ChroniqueDerrière le mythe d’un pays-continent, l’Algérie post-coloniale cache une spoliation territoriale majeure: 32.000 km² arrachés à la Libye (équivalent à la Belgique), sur fond de convoitise énergétique et d’accords coloniaux iniques. Un legs toxique que Tripoli n’a jamais vraiment oublié— et qui refait surface à mesure que la géopolitique du Sahara se tend.

Le 12/10/2025 à 10h59

Au lendemain du retrait de la France de sa province algérienne, l’Algérie postindépendance hérite d’un vaste territoire qui avait toujours appartenu à la Tripolitaine ottomane (actuelle Libye). Historiquement, une convention franco-ottomane datant du 12 mai 1910 avait fixé le nouveau tracé du Nord au Sud, reconduit entre la France et l’Italie, le 12 septembre 1919, lorsque ce dernier pays remplaça les Turcs en Libye. La frontière s’était vue déplacée, à l’intérieur de la Libye, sur plusieurs centaines de kilomètres entre Ghadamès et Toummo, passant par trois points: Takharkhouri Gap, Col d’Anai et la borne 1010 de Garet Derouet el Djemel (Cour internationale de justice (CIJ))
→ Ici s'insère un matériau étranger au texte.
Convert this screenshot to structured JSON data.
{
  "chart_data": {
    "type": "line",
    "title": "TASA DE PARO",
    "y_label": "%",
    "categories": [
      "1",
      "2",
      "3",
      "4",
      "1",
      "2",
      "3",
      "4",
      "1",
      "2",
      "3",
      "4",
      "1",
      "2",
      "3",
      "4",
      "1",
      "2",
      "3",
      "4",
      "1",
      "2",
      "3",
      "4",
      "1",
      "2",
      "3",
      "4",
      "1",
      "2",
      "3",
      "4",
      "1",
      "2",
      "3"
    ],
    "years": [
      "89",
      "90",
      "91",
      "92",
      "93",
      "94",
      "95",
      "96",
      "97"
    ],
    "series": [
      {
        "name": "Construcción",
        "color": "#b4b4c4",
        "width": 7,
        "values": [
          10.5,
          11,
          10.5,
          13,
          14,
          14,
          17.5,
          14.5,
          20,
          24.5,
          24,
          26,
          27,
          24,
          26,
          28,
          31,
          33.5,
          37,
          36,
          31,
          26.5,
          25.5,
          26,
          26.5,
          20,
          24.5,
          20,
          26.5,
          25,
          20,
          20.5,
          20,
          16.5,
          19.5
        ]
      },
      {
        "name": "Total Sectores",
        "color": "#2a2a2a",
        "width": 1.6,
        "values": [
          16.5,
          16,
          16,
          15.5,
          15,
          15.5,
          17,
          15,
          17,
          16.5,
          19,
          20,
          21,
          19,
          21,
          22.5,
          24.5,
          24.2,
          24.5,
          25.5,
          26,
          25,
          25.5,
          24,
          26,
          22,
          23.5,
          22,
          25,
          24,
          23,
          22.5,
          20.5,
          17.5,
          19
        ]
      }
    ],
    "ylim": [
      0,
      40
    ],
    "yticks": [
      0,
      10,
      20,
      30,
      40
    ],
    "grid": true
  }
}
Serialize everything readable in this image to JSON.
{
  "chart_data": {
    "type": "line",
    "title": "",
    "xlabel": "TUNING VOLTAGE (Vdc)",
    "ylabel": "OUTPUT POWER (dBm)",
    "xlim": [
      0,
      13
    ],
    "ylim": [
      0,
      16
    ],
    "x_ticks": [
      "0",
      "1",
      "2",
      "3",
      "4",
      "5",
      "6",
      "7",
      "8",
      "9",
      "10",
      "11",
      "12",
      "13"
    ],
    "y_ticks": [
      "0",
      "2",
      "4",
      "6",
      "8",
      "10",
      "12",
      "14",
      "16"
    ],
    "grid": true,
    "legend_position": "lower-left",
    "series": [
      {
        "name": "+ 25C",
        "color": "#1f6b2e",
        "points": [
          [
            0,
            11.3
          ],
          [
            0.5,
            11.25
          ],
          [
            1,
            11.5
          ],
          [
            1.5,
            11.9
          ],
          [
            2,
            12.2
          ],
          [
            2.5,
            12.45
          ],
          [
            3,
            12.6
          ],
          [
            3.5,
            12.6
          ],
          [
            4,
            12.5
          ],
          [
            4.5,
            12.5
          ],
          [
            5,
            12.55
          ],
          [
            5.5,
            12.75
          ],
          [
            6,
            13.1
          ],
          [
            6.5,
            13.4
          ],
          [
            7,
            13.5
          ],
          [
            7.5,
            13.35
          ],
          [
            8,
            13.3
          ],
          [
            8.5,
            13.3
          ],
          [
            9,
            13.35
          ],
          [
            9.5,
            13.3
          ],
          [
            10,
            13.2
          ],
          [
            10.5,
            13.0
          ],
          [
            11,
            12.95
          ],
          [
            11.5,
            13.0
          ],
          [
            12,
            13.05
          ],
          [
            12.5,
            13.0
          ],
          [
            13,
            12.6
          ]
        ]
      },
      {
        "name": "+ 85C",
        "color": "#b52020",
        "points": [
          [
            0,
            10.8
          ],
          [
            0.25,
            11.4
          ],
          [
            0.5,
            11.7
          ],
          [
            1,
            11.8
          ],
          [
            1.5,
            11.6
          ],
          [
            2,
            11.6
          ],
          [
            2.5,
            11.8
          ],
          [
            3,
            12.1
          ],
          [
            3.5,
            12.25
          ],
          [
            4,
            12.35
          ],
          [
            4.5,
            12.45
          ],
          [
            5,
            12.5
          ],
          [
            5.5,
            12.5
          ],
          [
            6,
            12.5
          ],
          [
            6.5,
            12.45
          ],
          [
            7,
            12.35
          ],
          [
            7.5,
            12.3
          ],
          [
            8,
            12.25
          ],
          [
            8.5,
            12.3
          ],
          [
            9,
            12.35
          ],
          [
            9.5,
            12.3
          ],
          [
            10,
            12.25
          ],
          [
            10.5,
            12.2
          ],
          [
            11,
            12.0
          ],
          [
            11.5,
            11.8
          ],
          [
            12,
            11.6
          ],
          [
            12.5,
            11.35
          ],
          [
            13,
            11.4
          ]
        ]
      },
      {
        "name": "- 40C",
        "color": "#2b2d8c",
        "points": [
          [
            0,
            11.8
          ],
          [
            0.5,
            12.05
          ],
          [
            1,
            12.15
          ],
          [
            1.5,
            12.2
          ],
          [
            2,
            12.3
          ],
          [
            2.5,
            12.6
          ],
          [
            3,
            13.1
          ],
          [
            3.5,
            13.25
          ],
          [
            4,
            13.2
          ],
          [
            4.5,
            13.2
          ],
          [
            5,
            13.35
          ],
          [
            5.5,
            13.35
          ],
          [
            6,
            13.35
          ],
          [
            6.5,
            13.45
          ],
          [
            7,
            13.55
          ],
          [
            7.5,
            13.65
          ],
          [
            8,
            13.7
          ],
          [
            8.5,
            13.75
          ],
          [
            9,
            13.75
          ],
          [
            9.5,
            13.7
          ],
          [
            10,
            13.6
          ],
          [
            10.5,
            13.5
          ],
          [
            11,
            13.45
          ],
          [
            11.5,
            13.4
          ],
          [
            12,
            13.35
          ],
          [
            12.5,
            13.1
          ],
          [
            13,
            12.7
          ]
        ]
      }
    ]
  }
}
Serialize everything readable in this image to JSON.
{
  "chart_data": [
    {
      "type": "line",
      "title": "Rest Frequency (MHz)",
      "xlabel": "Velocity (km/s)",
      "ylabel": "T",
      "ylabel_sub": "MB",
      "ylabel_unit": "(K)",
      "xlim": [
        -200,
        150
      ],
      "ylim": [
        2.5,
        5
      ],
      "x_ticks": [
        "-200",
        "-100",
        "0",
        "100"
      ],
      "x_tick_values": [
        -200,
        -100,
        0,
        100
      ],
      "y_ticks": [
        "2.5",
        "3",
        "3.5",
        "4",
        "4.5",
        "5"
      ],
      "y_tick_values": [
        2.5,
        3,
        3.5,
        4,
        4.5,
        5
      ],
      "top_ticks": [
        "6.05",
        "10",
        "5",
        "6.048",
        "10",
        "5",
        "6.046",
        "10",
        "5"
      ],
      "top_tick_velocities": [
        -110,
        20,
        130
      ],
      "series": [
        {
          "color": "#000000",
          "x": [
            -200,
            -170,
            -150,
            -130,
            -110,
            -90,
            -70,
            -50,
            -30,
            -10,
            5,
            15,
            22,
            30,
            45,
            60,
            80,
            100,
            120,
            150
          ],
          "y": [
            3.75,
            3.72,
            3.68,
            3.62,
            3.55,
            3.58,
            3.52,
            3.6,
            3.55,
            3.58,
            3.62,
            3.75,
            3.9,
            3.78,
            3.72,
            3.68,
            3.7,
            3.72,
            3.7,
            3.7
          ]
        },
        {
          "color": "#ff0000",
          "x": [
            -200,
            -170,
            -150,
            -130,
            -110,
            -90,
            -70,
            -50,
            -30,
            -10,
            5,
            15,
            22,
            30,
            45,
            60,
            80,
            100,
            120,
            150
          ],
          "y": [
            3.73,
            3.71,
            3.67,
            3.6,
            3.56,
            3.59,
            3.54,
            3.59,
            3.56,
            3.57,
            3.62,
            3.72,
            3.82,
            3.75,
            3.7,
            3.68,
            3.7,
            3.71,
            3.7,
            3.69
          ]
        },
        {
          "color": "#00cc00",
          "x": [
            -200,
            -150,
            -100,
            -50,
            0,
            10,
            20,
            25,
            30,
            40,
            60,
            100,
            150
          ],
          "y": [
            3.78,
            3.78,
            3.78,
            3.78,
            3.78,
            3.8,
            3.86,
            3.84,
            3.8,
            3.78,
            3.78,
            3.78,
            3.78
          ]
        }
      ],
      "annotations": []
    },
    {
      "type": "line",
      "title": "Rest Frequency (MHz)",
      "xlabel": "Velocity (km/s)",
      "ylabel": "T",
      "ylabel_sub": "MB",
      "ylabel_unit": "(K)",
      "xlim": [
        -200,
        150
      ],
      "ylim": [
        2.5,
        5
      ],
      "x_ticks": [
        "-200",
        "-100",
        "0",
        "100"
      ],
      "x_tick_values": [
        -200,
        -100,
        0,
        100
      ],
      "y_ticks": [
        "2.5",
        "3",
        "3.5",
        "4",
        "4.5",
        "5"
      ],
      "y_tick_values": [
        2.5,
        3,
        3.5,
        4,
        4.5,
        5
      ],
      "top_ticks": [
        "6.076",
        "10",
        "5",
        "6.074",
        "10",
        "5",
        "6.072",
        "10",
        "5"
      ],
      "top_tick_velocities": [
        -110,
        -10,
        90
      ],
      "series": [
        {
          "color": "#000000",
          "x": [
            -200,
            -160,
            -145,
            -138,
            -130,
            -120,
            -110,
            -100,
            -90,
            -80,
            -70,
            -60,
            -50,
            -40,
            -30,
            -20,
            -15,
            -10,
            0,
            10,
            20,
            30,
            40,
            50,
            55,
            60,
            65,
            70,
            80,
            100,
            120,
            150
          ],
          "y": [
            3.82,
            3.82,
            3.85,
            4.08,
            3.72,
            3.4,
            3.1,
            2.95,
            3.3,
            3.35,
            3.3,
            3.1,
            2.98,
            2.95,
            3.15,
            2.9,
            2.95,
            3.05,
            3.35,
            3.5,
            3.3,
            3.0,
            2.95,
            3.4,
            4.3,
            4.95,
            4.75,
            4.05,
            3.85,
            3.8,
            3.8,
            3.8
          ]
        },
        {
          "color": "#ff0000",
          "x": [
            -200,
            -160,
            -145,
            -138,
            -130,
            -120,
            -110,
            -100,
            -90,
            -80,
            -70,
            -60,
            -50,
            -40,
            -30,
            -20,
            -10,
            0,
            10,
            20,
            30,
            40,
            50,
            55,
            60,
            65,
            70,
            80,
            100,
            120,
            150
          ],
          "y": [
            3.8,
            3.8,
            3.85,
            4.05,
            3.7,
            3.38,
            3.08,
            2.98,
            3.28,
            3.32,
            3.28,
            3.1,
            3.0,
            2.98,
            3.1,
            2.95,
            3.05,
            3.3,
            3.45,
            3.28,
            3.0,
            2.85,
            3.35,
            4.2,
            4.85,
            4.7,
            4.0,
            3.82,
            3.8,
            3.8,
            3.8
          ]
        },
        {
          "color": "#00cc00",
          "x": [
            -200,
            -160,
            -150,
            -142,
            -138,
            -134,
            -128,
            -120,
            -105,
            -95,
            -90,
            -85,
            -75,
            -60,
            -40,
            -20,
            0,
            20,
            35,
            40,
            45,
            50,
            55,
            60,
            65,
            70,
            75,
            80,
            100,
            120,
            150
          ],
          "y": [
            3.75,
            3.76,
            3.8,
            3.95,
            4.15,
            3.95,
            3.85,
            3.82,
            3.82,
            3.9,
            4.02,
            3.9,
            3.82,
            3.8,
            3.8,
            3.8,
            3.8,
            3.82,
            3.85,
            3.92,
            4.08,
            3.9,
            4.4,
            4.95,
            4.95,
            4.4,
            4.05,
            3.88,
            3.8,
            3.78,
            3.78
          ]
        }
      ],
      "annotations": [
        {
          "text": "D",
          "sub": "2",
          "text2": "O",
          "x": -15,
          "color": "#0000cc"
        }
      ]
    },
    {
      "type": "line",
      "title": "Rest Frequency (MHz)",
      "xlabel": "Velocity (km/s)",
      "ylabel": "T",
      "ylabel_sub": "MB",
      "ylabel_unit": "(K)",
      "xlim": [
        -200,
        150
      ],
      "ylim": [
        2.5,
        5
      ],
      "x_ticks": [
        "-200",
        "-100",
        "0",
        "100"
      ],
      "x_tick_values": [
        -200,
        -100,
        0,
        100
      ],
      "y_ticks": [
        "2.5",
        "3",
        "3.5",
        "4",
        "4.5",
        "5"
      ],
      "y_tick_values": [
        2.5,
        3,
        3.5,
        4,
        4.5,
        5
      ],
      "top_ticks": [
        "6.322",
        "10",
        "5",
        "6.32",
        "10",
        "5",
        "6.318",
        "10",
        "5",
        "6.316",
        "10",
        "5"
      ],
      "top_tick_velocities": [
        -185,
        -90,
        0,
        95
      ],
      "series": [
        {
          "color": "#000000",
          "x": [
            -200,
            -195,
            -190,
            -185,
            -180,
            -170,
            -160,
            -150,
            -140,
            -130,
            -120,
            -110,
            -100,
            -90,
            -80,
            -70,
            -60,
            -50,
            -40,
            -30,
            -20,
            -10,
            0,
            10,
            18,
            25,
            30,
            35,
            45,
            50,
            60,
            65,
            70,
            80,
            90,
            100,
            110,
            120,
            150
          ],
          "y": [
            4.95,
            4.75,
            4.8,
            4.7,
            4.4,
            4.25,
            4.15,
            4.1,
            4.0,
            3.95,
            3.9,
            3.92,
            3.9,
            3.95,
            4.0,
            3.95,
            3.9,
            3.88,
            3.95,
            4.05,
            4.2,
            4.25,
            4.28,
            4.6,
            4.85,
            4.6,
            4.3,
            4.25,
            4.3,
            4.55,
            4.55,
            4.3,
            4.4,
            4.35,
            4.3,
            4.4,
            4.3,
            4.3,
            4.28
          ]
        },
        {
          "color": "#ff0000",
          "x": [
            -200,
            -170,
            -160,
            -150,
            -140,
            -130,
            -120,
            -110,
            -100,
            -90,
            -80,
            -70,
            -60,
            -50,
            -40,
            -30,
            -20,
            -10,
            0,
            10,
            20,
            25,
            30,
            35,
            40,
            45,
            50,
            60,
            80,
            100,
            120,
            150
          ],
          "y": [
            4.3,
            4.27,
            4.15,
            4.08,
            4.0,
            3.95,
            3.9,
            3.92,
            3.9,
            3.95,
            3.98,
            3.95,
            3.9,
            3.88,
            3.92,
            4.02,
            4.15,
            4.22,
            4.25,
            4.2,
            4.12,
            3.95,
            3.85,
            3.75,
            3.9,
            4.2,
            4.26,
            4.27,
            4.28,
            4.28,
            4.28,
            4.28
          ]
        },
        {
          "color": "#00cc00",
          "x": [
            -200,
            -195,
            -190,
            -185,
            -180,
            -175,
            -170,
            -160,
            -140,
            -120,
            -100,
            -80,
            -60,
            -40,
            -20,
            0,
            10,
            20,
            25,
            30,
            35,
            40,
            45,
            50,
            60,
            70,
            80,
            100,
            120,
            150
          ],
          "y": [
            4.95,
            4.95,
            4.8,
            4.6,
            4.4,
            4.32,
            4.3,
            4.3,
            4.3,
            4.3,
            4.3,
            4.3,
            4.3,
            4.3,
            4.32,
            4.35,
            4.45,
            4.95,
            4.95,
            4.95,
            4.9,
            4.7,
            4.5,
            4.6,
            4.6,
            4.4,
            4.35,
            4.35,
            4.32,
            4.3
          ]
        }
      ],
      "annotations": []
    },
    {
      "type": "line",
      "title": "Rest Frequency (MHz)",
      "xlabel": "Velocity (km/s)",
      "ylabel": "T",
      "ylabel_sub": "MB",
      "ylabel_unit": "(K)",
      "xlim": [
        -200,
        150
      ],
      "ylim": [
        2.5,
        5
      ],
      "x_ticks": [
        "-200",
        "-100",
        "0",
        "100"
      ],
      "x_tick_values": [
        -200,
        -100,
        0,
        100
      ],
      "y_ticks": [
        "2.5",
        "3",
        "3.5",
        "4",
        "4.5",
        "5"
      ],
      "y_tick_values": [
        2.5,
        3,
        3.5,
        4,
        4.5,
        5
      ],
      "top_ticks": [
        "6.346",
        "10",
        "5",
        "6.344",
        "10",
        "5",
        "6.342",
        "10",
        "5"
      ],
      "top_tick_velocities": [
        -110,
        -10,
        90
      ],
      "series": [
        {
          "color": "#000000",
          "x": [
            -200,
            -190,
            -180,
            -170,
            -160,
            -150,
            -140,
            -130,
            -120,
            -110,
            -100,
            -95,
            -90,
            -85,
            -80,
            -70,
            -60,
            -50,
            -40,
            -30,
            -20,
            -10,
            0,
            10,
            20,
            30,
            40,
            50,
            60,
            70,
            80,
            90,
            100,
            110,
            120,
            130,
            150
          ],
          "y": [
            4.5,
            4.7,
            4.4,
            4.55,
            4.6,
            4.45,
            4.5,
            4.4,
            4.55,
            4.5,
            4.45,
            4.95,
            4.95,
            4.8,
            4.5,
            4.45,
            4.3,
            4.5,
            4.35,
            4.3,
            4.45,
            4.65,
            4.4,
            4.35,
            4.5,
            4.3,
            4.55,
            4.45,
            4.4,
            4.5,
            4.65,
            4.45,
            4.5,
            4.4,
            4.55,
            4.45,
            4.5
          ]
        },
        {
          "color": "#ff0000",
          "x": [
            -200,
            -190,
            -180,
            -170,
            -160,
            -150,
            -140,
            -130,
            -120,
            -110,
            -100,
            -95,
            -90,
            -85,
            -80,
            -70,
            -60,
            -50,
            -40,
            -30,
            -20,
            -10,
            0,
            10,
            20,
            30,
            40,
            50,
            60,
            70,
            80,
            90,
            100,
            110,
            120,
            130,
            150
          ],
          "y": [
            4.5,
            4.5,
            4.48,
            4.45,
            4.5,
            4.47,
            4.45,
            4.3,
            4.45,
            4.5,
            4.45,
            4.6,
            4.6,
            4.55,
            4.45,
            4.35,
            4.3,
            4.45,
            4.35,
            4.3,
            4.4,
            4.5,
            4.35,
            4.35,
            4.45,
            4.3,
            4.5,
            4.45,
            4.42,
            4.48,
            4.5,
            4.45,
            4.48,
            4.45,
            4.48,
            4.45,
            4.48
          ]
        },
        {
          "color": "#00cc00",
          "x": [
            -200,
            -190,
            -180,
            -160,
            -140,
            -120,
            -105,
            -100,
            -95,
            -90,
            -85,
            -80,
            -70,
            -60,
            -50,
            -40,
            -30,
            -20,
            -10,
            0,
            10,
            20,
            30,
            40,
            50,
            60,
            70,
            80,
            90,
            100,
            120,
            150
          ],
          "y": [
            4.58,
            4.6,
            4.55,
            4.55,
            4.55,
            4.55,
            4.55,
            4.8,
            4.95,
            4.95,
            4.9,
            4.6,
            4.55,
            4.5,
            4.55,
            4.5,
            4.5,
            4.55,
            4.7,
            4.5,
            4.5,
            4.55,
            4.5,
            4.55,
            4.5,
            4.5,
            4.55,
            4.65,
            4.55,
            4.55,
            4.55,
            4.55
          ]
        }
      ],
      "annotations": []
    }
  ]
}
Mais, dans les années 1950, Paris mène des prospections secrètes dans le Sahara algérien et découvre d’énormes gisements d’hydrocarbures limitrophes à la Libye. Son appétit s’aiguise. Prétextant que cette frontière divisait en deux «ses» tribus sahariennes qui nomadisent dans cette vaste zone, elle obtient la révision de cette frontière théorique en 1955 et en 1956 avec l’Angleterre, qui avait, entretemps, remplacé l’Italie dans la colonie libyenne, et placé l’éphémère roi libyen, Idriss 1er, sous tutelle après l’indépendance du pays en 1951.

Dans son International Boundary Study année 1961 consacré à la frontière algéro‑libyenne, le Département d’État américain rappelle que la France trouve le découpage de 1919 «peu satisfaisant», car il divise les zones tribales (Algeria-Libya Boundary). Ainsi ce territoire, vache à traire d’hydrocarbures, est passé sous occupation française, consolidant sa présence autour de l’actuel champ pétrolier d’Edjeleh et des gisements du Tassili n’Ajjer, parmi les plus importants de l’Algérie postindépendance. Ces sites pétroliers et gaziers auraient dû revenir à la Libye.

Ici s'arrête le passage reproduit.